The deterministic approach assumes that response indicator variables Rk are defined for all

units k in the population and that their values are fixed. Thus, in the case of unit nonresponse, it is supposed that the population is divided into two ‘strata’: the respondents who always respond and the nonrespondents who never respond. The nature of the errors arising from nonresponse will depend on how well the estimation methods used to handle nonresponse compensate for differences between these two strata.
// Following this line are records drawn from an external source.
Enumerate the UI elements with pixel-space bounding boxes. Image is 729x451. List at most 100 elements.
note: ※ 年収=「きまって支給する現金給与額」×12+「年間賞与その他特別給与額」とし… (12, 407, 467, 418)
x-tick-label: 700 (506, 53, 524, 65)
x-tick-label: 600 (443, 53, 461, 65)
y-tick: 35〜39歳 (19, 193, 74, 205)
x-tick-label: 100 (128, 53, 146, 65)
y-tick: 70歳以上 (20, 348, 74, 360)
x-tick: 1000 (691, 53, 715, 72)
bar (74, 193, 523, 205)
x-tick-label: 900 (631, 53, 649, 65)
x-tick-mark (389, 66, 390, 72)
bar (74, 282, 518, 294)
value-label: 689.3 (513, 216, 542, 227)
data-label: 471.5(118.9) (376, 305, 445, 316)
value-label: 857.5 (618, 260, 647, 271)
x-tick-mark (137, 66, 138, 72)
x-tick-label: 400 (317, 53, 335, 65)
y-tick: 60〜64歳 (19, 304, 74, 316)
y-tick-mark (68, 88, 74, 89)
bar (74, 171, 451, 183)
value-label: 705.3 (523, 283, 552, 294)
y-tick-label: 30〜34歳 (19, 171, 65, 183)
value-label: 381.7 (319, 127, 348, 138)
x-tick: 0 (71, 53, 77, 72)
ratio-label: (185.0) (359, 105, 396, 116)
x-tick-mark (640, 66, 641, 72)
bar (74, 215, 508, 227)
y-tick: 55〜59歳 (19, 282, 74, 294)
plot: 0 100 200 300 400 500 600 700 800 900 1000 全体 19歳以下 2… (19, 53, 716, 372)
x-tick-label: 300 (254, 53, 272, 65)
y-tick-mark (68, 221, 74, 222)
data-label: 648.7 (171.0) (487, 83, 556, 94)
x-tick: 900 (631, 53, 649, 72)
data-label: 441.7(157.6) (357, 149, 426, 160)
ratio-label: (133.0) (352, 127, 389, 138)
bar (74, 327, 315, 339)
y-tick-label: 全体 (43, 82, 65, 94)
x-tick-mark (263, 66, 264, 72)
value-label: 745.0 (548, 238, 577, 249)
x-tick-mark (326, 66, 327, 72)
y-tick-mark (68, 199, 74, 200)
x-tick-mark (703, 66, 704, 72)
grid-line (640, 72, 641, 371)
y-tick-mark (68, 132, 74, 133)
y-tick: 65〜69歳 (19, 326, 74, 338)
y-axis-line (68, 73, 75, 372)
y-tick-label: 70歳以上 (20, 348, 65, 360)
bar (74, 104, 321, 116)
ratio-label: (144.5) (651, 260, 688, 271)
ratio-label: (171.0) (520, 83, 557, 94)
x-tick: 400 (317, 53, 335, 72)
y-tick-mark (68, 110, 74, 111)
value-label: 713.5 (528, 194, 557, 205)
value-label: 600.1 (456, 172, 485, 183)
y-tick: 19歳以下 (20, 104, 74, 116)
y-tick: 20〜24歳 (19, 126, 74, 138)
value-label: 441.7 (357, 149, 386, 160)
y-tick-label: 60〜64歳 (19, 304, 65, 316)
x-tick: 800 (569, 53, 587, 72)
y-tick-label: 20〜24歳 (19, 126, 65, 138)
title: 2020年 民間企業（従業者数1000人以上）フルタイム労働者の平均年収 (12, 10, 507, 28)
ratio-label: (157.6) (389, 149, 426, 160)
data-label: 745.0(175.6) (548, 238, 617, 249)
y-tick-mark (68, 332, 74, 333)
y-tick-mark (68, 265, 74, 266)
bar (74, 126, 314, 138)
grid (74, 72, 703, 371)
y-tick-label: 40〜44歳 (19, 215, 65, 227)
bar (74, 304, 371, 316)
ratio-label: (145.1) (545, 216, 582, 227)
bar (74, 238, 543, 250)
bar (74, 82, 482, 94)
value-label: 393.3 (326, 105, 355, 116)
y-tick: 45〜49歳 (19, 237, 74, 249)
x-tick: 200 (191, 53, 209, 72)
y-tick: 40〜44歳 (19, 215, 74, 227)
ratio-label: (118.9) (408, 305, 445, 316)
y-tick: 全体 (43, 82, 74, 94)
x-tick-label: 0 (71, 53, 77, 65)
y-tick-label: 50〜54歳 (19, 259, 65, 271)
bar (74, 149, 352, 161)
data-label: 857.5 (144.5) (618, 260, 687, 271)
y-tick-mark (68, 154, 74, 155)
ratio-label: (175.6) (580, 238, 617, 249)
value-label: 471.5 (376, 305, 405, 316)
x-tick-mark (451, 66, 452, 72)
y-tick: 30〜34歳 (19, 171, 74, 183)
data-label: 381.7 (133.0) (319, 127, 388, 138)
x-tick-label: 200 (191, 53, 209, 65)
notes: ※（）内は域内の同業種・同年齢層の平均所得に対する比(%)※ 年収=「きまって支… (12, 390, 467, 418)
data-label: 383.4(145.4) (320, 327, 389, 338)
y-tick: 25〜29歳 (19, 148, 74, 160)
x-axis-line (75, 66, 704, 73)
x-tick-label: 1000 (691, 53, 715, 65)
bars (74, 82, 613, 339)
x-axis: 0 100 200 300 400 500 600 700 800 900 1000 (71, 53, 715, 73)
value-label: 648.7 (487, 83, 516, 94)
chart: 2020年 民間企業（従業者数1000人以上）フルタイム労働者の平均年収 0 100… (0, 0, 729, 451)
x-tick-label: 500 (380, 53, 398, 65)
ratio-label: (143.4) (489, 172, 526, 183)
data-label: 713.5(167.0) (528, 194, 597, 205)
The stochastic approach treats the response indicator variables Rk as outcomes of random

variables. A number of different stochastic frameworks is possible. In the case of unit

nonresponse, one approach is to treat the set of respondents (those sample units for which Rk

= 1) as a random subsample of the selected sample obtained through a process analogous to two-phase sampling (Särndal & Swensson, 1987). The nature of errors arising from nonresponse then depends on assumptions about how the subsampling occurs.

In the remainder of this report a stochastic approach is adopted, corresponding to modern

statistical modelling. Both the response indicators Rk and the survey variables yk are

conceived of as outcomes of random variables and assumptions about the missing data

mechanism are represented through assumptions about the joint distribution of the Rk and the

yk. This approach is particularly flexible for handling different kinds of nonresponse, for

example both unit nonresponse and item nonresponse, and for extending to an integrated framework which allows for both nonresponse and measurement errors.

The above framework is very general and in order to make useful progress in assessing nonresponse errors or in adjusting for nonresponse it is necessary to make more specific assumptions about the nature of the missing data mechanisms. Three terms will be useful for describing such mechanisms.

Missingness is said to occur completely at random if Rk is stochastically independent of the

relevant survey variables. For example, if unit nonresponse in a survey of production is being considered, this condition would imply that businesses with low levels of production would

be as likely to respond as businesses with high levels of production. This condition is a very strong one and may arise only rarely in practice.

Missingness is said to occur at random given an auxiliary variable (or variables) xk if Rk is

conditionally independent of relevant survey variables given the values of xk. Suppose, for

example, that xk is a measure of size, such as employment or turnover, available on the frame.

In a survey of production, nonresponse would occur at random given the size variable if nonresponse is unrelated to production amongst firms of any given size. The distribution of nonresponse could vary, however, between firms of different sizes. This assumption is generally less stringent than the assumption that data are missing completely at random. It is also an assumption which underlies many adjustment methods by judicious choice of measured auxiliary variables.

A missing data mechanism which does not occur at random given available auxiliary variables is said to be informative or non-ignorable in relation to the relevant survey variables. Consider, for example, item nonresponse on a complex variable, for which the higher the value of the variable, the more work will tend to be required of a business of a given size to retrieve the information. In such circumstances, it may be that even after controlling for measurable factors, such as size of the business, the rate of item nonresponse tends to increase as the value of the variable increases. Item nonresponse on this variable would therefore be informative in relation to this variable.